Freehold tenure denotes a registered interest in land held in perpetuity, subject to the statutory and common law qualifications such as physical planning edicts and easements. This kind of interest essentially gives someone the fullest form of individual ownership. Key to note though, is the fact that only about 19 per cent of the land in Uganda falls under this tenure system.

The Mailo tenure system, on the other hand, bears a lot of similarities with the freehold system. But it permits the separation of ownership of land from the ownership of the developments made thereon by the lawful or bona fide occupants.

Around 1900, when the colonial authorities, in their wisdom, gave freehold rights to the kings and feudal lords of the age, they essentially created a host of landowners beholden to the inhabitants of that land who inevitably became their tenants commonly known as kibanja holders. This landowner-kibanja holder dichotomy has persisted through succession and to date, plagues many transactions on Mailo land.

Expectedly, the controversy usually arises when someone purchases land expecting what we call “quiet possession” only to be confronted by livid and often intractable tenants seeking either to be compensated or plainly refusing to vacate. On the other hand, some people ostensibly buy land from these tenants, thinking they have acquired more than a tenancy, whereas not. The resultant conflict with the landowners is often grim.

If you want to start a construction project, the challenges of the Mailo system have the potential to drive up the cost of doing business. Whether it is at the point of negotiating a purchase of land, or after the acquisition the price of land increases because the compensation of the tenants inevitably has to be factored in. Besides the financial cost, there is an unavoidable opportunity cost for the developer since they are prone to lose time attending to the multi-tiered interests on the land. Such challenges must thus inform the nature of due diligence to be conducted before concluding a transaction on Mailo land. A search at the registry would have to be supplemented by the more important site visit, as well as discussions with the residents and local authorities. Waiting to do that after the purchase could prove detrimental.

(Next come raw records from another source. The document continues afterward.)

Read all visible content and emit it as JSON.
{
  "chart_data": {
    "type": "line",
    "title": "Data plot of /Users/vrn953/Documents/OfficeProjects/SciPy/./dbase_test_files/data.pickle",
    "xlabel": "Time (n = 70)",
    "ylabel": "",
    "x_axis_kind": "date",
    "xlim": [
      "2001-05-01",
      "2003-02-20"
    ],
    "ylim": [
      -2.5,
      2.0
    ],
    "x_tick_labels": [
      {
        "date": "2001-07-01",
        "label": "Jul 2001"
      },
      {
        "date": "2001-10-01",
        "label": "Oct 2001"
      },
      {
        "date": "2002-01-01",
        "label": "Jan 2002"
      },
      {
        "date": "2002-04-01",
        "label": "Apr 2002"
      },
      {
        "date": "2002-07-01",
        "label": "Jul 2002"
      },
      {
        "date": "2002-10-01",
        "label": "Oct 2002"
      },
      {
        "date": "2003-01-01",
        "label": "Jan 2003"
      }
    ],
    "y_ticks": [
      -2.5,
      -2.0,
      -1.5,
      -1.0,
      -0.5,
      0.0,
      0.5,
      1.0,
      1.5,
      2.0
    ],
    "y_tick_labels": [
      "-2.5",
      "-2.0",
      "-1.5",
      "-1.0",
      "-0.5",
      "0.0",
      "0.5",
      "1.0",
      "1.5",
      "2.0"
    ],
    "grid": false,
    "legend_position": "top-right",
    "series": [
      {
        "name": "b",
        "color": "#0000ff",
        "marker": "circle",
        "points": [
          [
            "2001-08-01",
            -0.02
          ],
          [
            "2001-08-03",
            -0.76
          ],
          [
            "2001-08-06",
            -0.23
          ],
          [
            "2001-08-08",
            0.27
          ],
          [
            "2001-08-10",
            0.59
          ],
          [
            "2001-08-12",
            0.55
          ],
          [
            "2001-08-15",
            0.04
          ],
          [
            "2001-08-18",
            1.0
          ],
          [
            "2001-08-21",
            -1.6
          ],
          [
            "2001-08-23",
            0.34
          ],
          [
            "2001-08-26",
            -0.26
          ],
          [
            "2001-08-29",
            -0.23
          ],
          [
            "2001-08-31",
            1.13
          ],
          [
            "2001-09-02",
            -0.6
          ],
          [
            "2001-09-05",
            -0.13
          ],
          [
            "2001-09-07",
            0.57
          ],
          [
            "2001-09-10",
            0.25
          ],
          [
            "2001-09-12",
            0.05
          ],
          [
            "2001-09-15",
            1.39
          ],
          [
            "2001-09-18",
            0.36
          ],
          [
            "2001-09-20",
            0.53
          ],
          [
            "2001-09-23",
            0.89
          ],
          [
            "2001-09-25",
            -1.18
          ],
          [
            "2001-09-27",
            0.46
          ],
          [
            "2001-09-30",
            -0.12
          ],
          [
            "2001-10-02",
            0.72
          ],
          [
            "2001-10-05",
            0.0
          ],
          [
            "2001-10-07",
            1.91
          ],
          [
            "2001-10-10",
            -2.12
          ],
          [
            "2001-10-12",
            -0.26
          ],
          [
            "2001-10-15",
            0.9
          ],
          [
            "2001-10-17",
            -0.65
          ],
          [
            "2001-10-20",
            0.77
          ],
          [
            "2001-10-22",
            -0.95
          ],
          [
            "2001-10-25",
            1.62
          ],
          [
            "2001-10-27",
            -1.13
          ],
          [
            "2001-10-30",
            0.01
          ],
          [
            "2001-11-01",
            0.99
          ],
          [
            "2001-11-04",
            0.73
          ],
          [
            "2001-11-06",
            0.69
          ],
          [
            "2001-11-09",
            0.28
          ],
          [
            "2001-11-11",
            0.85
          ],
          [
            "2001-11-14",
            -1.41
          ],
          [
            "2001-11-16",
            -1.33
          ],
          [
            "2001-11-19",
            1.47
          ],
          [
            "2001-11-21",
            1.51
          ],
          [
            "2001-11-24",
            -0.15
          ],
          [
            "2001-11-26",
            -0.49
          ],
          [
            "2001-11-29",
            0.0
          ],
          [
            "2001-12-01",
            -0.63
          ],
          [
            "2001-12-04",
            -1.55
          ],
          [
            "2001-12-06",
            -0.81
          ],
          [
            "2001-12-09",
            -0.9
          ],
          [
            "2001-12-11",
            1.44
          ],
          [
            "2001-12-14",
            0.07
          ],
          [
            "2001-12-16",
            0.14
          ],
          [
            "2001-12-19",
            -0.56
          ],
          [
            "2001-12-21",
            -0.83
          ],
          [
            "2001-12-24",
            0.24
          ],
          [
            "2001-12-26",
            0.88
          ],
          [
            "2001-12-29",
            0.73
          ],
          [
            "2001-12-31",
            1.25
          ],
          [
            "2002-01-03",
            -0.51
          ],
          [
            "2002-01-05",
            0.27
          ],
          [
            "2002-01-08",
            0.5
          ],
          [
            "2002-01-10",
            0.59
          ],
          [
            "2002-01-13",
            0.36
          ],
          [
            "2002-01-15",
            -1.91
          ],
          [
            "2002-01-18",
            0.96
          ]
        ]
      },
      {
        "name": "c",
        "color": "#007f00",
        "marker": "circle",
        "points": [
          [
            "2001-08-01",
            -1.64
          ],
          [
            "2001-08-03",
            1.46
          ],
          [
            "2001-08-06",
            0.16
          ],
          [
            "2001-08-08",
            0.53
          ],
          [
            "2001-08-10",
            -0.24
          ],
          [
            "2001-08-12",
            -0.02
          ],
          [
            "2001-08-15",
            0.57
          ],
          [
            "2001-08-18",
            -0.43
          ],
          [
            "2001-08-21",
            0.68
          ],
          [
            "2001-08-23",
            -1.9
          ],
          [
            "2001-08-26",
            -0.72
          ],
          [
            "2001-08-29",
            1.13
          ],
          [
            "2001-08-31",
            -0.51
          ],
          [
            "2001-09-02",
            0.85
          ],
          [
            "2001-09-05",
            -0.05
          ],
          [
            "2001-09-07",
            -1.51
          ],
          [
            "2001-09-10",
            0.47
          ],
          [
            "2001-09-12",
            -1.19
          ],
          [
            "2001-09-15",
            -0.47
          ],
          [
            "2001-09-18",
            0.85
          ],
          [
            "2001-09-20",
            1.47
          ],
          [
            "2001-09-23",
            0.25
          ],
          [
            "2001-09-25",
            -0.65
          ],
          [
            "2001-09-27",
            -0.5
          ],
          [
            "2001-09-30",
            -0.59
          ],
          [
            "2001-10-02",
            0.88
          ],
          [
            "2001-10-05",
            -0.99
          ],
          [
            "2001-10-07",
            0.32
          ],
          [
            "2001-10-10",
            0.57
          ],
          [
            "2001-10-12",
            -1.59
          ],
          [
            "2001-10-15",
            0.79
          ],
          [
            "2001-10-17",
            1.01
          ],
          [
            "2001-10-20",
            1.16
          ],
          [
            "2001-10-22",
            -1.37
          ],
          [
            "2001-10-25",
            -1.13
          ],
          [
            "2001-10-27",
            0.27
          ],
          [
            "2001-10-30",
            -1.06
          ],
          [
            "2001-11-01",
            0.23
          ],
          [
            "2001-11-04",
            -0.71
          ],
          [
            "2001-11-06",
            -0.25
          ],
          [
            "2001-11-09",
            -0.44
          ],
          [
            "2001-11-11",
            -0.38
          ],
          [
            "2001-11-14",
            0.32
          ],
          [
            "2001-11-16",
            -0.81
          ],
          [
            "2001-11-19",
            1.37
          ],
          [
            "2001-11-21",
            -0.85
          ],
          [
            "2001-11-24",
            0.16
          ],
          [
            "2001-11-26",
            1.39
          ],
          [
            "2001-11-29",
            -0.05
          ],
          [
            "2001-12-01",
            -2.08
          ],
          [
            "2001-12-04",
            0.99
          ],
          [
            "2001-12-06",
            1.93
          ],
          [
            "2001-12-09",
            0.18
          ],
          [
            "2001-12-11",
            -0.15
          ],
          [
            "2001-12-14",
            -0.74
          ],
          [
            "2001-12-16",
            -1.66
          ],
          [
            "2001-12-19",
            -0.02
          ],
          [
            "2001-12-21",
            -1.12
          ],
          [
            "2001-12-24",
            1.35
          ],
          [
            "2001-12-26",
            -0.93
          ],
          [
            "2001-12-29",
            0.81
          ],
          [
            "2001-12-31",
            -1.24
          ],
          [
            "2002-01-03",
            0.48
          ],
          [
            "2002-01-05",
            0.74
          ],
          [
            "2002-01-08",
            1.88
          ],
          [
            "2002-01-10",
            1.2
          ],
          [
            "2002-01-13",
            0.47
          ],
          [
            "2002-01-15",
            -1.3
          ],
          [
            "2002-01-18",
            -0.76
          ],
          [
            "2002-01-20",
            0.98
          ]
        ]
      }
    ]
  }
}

The Land Act, cap 227 laudably makes provision for a Land Fund meant to assist tenants by occupancy in the acquisition of registered interests in the land. The reality, however, seems to be that while some mailo land owners have been compensated out of the land fund, this quagmire is yet to be fully resolved. Protecting the rights of tenants is important, but so are policy measures to streamline real estate business in areas under the Mailo system. Ramping up efforts to have tenants obtain registered interests would be a step in the right direction as it would ease transactions in this pivotal real estate sector.

The author is a partner at Signum Advocates.